Je nach Erscheinungsbild der Erkrankung oder der Form der Schmerzen dauert eine Sitzung zwischen 15 und 45 Minuten. Auf dem Bauch oder dem Rücken liegend wird der Patient mit einer wärmenden Decke zugedeckt, damit der Körper in dieser Ruhephase nicht auskühlt. Ein Entkleiden ist nicht nötig. In den ersten Sitzungen wird der Patient meist nur kurz behandelt, denn die Bowen-Methode fordert dem Körper einiges ab. Oft kommt es zu Erschöpfungserscheinungen und Muskelkater, daher wird die Länge und Intensität der Behandlung erst mit der Zeit gesteigert.
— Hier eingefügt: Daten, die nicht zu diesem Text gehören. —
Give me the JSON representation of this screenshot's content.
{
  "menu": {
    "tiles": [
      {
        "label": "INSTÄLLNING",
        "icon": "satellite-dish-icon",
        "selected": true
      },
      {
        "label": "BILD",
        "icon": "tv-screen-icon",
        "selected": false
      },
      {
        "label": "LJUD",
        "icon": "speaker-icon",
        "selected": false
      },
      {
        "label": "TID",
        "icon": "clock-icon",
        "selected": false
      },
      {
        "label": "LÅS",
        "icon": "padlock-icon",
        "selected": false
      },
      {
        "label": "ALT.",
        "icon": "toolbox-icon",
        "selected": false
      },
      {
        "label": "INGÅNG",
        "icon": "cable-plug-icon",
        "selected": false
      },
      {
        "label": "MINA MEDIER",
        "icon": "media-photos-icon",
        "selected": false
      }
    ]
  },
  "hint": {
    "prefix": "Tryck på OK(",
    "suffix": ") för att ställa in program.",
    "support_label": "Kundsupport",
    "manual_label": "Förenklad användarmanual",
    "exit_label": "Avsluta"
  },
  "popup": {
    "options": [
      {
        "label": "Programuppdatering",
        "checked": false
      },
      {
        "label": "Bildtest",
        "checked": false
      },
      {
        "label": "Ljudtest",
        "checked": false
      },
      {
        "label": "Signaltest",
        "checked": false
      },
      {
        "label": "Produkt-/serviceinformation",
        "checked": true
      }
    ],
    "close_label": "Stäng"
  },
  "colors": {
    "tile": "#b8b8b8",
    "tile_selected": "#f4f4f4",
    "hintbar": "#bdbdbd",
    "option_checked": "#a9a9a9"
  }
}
Der Therapeut führt die Moves aus, indem er die Haut zunächst mit den Fingern oder der Hand sanft zurückschiebt, dann wird ein intensiver Kontakt zu den Strukturen unterhalb der Haut hergestellt. Je nach Erscheinungsbild der Beschwerden sind es Muskeln, Sehnen, Faszien oder das Bindegewebe. Dadurch wird auf das Nervensystem eingewirkt und die Selbstheilungskräfte des Körpers werden in Gang gesetzt.

Wirkung der Bowen-Technik

Bereits nach wenigen Sitzungen wird von einer Verbesserung des körperlichen Zustandes berichtet. Nicht nur die betroffenen, schmerzenden Körperpartien haben eine Linderung bis Heilung erfahren, auch das allgemeine Wohlbefinden habe sich deutlich verbessert. Das Einwirken auch auf die Psyche wird von vielen Patienten bestätigt. Eine deutliche Entspannung stellt sich ein, die zu mehr Lebensqualität und körperlicher Energie führt.
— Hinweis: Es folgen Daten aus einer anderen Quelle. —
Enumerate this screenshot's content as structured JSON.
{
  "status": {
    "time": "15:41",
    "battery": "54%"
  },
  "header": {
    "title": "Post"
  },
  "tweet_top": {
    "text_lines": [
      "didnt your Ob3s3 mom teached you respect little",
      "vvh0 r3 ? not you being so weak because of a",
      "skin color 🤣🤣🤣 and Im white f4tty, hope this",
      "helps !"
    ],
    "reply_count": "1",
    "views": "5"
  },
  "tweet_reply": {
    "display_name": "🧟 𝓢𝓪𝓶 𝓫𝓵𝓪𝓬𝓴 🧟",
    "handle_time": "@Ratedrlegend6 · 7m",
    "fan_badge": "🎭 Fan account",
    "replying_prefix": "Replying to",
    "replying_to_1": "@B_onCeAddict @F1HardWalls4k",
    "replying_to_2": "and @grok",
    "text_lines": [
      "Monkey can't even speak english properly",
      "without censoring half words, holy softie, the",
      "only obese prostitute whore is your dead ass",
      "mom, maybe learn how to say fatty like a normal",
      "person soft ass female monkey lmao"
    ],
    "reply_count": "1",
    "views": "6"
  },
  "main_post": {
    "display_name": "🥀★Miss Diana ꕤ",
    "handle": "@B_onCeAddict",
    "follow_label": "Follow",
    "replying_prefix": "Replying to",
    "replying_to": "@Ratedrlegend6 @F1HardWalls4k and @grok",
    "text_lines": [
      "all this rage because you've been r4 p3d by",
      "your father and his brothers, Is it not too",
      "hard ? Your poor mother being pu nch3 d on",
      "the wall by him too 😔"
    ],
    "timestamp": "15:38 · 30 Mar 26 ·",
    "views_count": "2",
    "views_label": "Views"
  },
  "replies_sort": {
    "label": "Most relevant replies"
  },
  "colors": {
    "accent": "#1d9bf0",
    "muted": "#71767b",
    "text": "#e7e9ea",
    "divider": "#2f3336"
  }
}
Angewendet werden kann die Bowen-Therapie bei allen Beschwerden des Rückens, auch bei Ischiasbeschwerden, Muskelverspannungen, Fehlhaltungen, Migräne, bei Ödemen und Störungen des Lymphflusses, Kiefergelenkproblemen und vielem mehr.
Zudem kann diese Therapie auch ergänzend zu anderen Heilverfahren angewandt werden.
Bei Schwangeren wird von Moves am Steißbein abgeraten, da dies Gebärmutterkontraktionen herbeiführen kann. Auch bei Brustimplantaten sind Moves im Brustbereich nicht förderlich.
Ausgiebige Gespräche im Vorfeld mit dem Therapeuten sind unerlässlich, um einen Erfolg der Therapie gewährleisten zu können.

Als alternative Heilmethode zeichnet sich die Bowen-Technik besonders durch ihre überdurchschnittlichen Erfolgsaussichten aus. Wissenschaftlich belegt ist diese Methode bislang noch nicht, obwohl viele Theorien kursieren. Thomas Bowen persönlich war es seinerzeit egal, warum es wirkt. Es wirkt – das ist das Wichtigste.